This is a tricky time of year to be a bank angler. I can remember being stumped for years while trying to catch winter bass from shore. It’d be miserable weather and I’d often go weeks without getting a bite. It was enough to darn near drive me crazy.
It took me a long time and a lot of frustration to crack the code, but I’ve learned several things that will help you be more successful this winter. Hang with me and you’ll notice an immediate improvement during your next fishing trip.
Right now, the wind is not your friend
This is one of the things that threw me off the most while trying to catch ’em in cold water. For years, I had always heard about fishing the windy sides of ponds. It was drilled into my head growing up, so I figured there had to be something to it.
False. The wind is not your friend this time of year.
The windblown banks of a pond will often be four to five degrees cooler than the calmer side. Every fish in the pond (bass, bluegill, crappie, shad, etc.) wants to be in the warmest water it can possibly be in. A few degrees may not sound like much to a human, but it can completely change the demeanor and feeding behavior of bass. In the winter, calmer water is warmer water. And the warmer the water, the higher your chances are of catching big bass.
While it does reduce the amount of fishable water, I believe your time will be best spent methodically dissecting the higher percentage calm water. If you’re unable to escape the wind, hope isn’t entirely lost. You can still catch a couple, but it’ll be tougher. In these situations when you’re forced to deal with the wind, I’d suggest a spinnerbait. I don’t know exactly why, but it seems to work best in my experience.
Take advantage of sunny days
We all have busy schedules, so we’re not able to fish whenever we please. As you’re making your fishing plans for the week or weekend, make absolutely certain to check the forecast first. If the sun will be shining, try to hit the pond for a few hours. This can be one of the best times to catch your personal-best bass. That’s no exaggeration.
By now, the female bass have already started developing eggs. Additionally, they’ve been feeding up for the winter and burning very few calories due to their lethargic behavior. All of this results in fat bellies and big bass.
On these sunny days, these big females will often move higher into the water column to soak up the much needed warmth of the sunlight. I liken it to human behavior: It sucks being stuck inside when it’s cold and dreary during the winter. When that sun finally comes out, though, what do we do? We go outside and take advantage of it. It makes us more active and puts us in a better frame of mind. The same thing happens with bass.
If the pond you’re fishing is particularly muddy, your chances are even higher of catching big bass. Because dirty water is denser than clear water, the shallows will warm up much quicker during these seemingly brief periods of sunlight.

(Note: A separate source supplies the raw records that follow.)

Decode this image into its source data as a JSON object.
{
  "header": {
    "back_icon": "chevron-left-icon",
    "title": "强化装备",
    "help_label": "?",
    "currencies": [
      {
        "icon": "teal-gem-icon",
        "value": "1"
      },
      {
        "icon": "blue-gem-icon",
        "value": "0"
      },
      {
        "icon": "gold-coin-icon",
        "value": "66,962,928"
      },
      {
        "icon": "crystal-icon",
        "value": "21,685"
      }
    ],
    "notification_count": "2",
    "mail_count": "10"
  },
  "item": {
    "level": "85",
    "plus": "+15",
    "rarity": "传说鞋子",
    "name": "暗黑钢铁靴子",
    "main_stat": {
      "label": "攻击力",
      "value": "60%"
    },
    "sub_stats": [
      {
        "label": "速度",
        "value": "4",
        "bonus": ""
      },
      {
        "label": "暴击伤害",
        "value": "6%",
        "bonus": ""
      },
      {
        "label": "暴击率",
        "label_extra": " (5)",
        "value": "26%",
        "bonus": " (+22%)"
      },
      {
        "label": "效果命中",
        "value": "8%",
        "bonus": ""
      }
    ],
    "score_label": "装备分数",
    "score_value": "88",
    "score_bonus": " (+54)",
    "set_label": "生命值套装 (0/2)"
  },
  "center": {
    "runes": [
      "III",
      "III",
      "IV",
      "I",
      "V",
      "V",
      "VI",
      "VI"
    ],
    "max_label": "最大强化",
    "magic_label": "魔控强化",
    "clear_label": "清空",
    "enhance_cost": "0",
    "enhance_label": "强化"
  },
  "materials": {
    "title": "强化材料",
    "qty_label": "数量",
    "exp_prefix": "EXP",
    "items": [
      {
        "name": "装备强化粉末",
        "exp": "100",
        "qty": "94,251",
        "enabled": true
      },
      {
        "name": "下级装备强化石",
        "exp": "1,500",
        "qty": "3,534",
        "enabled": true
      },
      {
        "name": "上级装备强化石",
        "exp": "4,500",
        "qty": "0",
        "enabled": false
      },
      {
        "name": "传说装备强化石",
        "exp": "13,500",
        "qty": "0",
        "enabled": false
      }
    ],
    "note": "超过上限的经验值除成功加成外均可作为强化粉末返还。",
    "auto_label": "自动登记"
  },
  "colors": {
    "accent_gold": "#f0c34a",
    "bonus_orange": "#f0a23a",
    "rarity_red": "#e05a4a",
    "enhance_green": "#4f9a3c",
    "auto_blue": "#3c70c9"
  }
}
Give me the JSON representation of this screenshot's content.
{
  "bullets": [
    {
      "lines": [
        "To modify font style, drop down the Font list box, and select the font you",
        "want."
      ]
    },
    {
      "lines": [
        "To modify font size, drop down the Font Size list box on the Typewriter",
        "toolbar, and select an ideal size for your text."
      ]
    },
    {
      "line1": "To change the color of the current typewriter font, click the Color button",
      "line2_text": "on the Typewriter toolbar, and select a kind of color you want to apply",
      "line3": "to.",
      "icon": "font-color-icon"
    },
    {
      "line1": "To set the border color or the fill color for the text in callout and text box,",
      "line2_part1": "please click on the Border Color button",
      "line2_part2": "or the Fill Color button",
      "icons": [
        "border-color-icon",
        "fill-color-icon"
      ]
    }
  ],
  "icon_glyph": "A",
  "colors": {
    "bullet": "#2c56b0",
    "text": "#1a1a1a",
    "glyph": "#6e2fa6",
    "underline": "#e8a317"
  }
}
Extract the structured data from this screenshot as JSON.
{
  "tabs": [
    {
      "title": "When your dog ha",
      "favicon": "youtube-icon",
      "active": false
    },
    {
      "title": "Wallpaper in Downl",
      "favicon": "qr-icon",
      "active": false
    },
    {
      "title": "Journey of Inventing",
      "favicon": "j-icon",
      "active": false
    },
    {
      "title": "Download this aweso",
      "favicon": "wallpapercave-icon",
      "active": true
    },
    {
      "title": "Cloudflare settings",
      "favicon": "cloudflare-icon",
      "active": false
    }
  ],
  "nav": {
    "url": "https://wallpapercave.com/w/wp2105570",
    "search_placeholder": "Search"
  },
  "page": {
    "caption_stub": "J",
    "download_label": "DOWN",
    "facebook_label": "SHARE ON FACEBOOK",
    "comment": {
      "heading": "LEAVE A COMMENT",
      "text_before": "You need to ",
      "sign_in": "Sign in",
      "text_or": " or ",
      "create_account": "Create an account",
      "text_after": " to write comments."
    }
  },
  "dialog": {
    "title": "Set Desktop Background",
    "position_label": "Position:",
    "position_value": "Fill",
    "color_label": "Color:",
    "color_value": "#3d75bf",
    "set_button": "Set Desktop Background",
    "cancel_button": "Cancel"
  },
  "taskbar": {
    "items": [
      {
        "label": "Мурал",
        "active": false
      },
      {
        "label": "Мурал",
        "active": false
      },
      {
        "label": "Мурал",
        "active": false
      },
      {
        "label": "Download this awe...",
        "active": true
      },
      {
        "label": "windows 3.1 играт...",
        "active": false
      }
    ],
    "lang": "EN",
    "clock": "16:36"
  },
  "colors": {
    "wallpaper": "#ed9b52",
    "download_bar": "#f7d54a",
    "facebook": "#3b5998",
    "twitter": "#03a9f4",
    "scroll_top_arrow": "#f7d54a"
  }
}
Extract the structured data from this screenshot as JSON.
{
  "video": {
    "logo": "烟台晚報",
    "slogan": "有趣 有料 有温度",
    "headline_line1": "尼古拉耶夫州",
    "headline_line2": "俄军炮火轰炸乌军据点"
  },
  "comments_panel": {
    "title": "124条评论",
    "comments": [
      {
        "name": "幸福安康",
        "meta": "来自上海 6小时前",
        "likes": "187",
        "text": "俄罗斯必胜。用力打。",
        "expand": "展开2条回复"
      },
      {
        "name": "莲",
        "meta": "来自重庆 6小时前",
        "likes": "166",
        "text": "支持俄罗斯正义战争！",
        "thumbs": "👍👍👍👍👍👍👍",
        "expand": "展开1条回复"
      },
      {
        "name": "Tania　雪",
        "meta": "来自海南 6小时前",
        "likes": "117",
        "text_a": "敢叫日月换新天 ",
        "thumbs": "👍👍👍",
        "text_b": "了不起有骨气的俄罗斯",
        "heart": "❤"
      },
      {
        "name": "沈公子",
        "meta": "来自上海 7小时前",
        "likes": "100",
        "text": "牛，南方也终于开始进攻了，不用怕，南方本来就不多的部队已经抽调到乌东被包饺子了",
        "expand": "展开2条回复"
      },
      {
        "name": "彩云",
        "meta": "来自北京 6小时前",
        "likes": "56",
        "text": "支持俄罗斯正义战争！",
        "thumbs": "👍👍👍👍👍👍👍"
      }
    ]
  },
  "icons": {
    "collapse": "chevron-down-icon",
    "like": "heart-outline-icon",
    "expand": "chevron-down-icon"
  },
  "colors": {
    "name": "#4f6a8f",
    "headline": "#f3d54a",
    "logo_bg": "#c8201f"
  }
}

So based on we’ve discussed so far, I’d absolutely recommend trying to focus your fishing efforts on calm, sunny days if at all possible.
It’s difficult to fish slowly from the bank at times. I think that’s because we’re standing-not sitting-and we’re constantly looking for new areas and we can walk wherever we please. It’s imperative, however, to slow down this time of year. If you think you’re fishing slowly, slow down even more. It’s irritating at times, but it’s worth it.
As you could probably imagine, bass aren’t chomping at the bit to feed in cold weather. Of course they’ll still eat, but their feeding windows-and their strike zones-become much smaller. They’re probably not going to chase down a fast-moving lure to attack it.
I prefer a Texas rig this time of year, as it allows me to keep the bait in a small area for an extended period of time. It’s important to note, however, that I’ll actually use a heavier weight than normal. Instead of using a 1/8-ounce Texas rig, I’ll usually step up to a 1/4-ounce weight.
I do this in order to create temporary snags, as dumb as that sounds. If I’m fishing a laydown or a brush pile, that heavier weight is more prone to snag the cover for a second or two. While it’s snagged, I’ll lightly shake my rod tip for a few seconds while keeping the Texas rig in place.
More times than not, that big bass will eat your bait while it’s snagged like that. You won’t always feel a thump, either. You’ll often feel it get heavier and your rod tip will slowly be pulled down. Don’t hesitate to set the hook quickly; if you’re slow to react, you might give the fish time to wrap you around the cover.
Fish it like a yo-yo
This is something I’ve had a bunch of success with lately. Instead of casting next to a stick, log or any piece of wood cover, try casting over it. I know that kind of goes against what you might think, but it produces a lot of extra bites from those cold, lethargic bass.
This approach allows you to “yo-yo” your bait over the branch and keep it stationary, all while moving it vertically and keeping it in a high-percentage strike zone. Many times in cold water, bass will snug up to a piece of cover as close as they possibly can. When they do this, their strike zone may be less than a foot-wide radius.
Yo-yoing your bait is simple. Instead of bringing it over the limb, bring your weight to the top of the limb. Drop your rod tip and allow your bait to fall to the bottom. Repeat the process several times and be sure to keep a good eye on your line. As your bait falls to the bottom, a bite is often indicated by an abrupt jump in your line. When you see this, it’s time to set the hook.
While winter fishing can flat-out stink at times, these are the factors we can control. If you try to fish during the right weather conditions and present your bait correctly, you’ll have a great chance of curing the winter blues and catching some really big fish.